The year 2021 started off on a positive note with low COVID cases, a massive vaccine rollout and a strong recovery forecast for the economy, including the healthcare sector in this fiscal year. The budget also made a strong push for overall economic recovery and announced important measures, particularly the Atmanirbhar Swasth Bharat Yojana, with increased investments and infrastructure building to prioritize health for all citizens. At Fortis Healthcare, we saw near normal resumption of non-COVID healthcare services in March 2021. We believed that with improved recovery rates, clinicians had a better understanding of the disease and treatment protocols. All our units initiated the vaccine drive with positivity hope and enthusiasm.
However since April, India is faced with a virulent second wave and healthcare providers are faced with a war-like situation.
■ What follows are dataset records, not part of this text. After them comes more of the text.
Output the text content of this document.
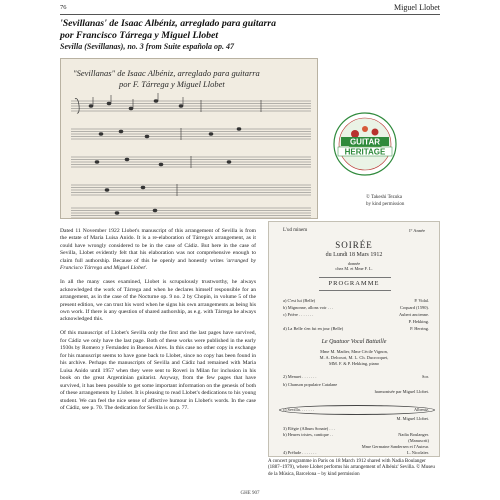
76	Miguel Llobet
'Sevillanas' de Isaac Albéniz, arreglado para guitarra
por Francisco Tárrega y Miguel Llobet
Sevilla (Sevillanas), no. 3 from Suite española op. 47
"Sevillanas" de Isaac Albéniz, arreglado para guitarra
por F. Tárrega y Miguel Llobet
GUITAR
HERITAGE
© Takeshi Tezuka
by kind permission

Dated 11 November 1922 Llobet's manuscript of this arrangement of Sevilla is from the estate of Maria Luisa Anido. It is a re-elaboration of Tárrega's arrangement, as it could have wrongly considered to be in the case of Cádiz. But here in the case of Sevilla, Llobet evidently felt that his elaboration was not comprehensive enough to claim full authorship. Because of this he openly and honestly writes 'arranged by Francisco Tárrega and Miguel Llobet'.

In all the many cases examined, Llobet is scrupulously trustworthy, he always acknowledged the work of Tárrega and when he declares himself responsible for an arrangement, as in the case of the Nocturne op. 9 no. 2 by Chopin, in volume 5 of the present edition, we can trust his word when he signs his own arrangements as being his own work. If there is any question of shared authorship, as e.g. with Tárrega he always acknowledged this.

Of this manuscript of Llobet's Sevilla only the first and the last pages have survived, for Cádiz we only have the last page. Both of these works were published in the early 1930s by Romero y Fernández in Buenos Aires. In this case no other copy in exchange for his manuscript seems to have gone back to Llobet, since no copy has been found in his archive. Perhaps the manuscripts of Sevilla and Cádiz had remained with Maria Luisa Anido until 1957 when they were sent to Roveri in Milan for inclusion in his book on the great Argentinian guitarist. Anyway, from the few pages that have survived, it has been possible to get some important information on the genesis of both of these arrangements by Llobet. It is pleasing to read Llobet's dedications to his young student. We can feel the nice sense of affective humour in Llobet's words. In the case of Cádiz, see p. 70. The dedication for Sevilla is on p. 77.

L'ud minem	I° Année
SOIRÉE
du Lundi 18 Mars 1912
donnée
chez M. et Mme F. L.
PROGRAMME
a) C'est lui (Belle)	P. Vidal.
b) Mignonne, allons voir . . .	Coquard (1590).
c) Prière . . . . . . .	Aubert ancienne.
P. Hekking.
d) La Belle s'en fut en jour (Belle)	P. Herring.
Le Quatuor Vocal Battaille
Mme M. Madier, Mme Cécile Vignon,
M. A. Delcourt, M. L. Ch. Ducrocquet,
MM. F. & P. Hekking, piano
2) Menuet . . . . . . .	Sor.
b) Chanson populaire Catalane
harmonisée par Miguel Llobet.
c) Sevilla. . . . . . .	Albeniz.
M. Miguel Llobet.
3) Elégie (Album Sonate) . . .
b) Heures tristes, cantique . .	Nadia Boulanger.
(Manuscrit)
Mme Germaine Sandersen et l'Auteur.
4) Prélude . . . . . . .	L. Nicolaïer.
A concert programme in Paris on 18 March 1912 shared with Nadia Boulanger (1887–1979), where Llobet performs his arrangement of Albéniz' Sevilla. © Museu de la Música, Barcelona – by kind permission
GHE 907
We will need extra ammunition to fight this war – as we are facing a severe shortage of manpower and have to increase the workforce by deploying nursing school graduates, MBBS students and foreign medical graduates waiting for exams. For at least two weeks now, hospitals in Delhi and other cities like Lucknow, Jaipur and Ranchi have been battling a severe shortage of oxygen as we have had an overload of patients with low oxygen levels. With oxygen plants and units struggling to meet the rising demand, many providers posted SOS requests for oxygen on social media on a daily basis. Depleting stocks and delayed supply have had some devastating results. Hospitals have requested the Delhi High Court to intervene in maintaining continuous oxygen supply.
In this context, our primary expectations for medical facilities are that while we are doing our best to manage the second wave, the hospital sector needs to focus on non-COVID services and other key specialities as well as these are critical for our business. No hospital is built to treat only COVID patients. We also need to ensure that while managing COVID, we should not be faced with a catastrophe of non-communicable diseases where patients of cancer, heart diseases, hypertension, chronic kidney diseases, orthopaedic or gynaecological ailments delay their treatments and are unable to access essential treatment or surgeries. We cannot place the pandemic over other health issues and have to be fair to all patients. The private healthcare sector looks to government support on this, apply key learnings from the first wave last year to work in public and patient interest. Our clinicians have to focus on care and treatment and not the logistics of medical and oxygen supply – this is where we need industry and government support.
Private providers also expect flexibility in terms of reserving spaces and beds for COVID treatment and management. We are equal partners in the vaccination drive, and to prevent community transmission, vaccinations are essential. Hospitals need consistent and regular supply of vaccines so that no challenges or shortages are faced and we are able to vaccinate maximum number of people. The most important lesson that we have learnt as a nation during the pandemic is that collective co-operation from all partners is the only way forward. We now need to take this momentum forward and establish greater synergies. This is the right time to create collaborative models to work with non-traditional partners, civil society organizations and nonprofit groups to reaffirm our commitment to our people and the planet. India is the next innovation hub for the world and all of us should join hands to give renewed focus to quality care and improved patient outcomes.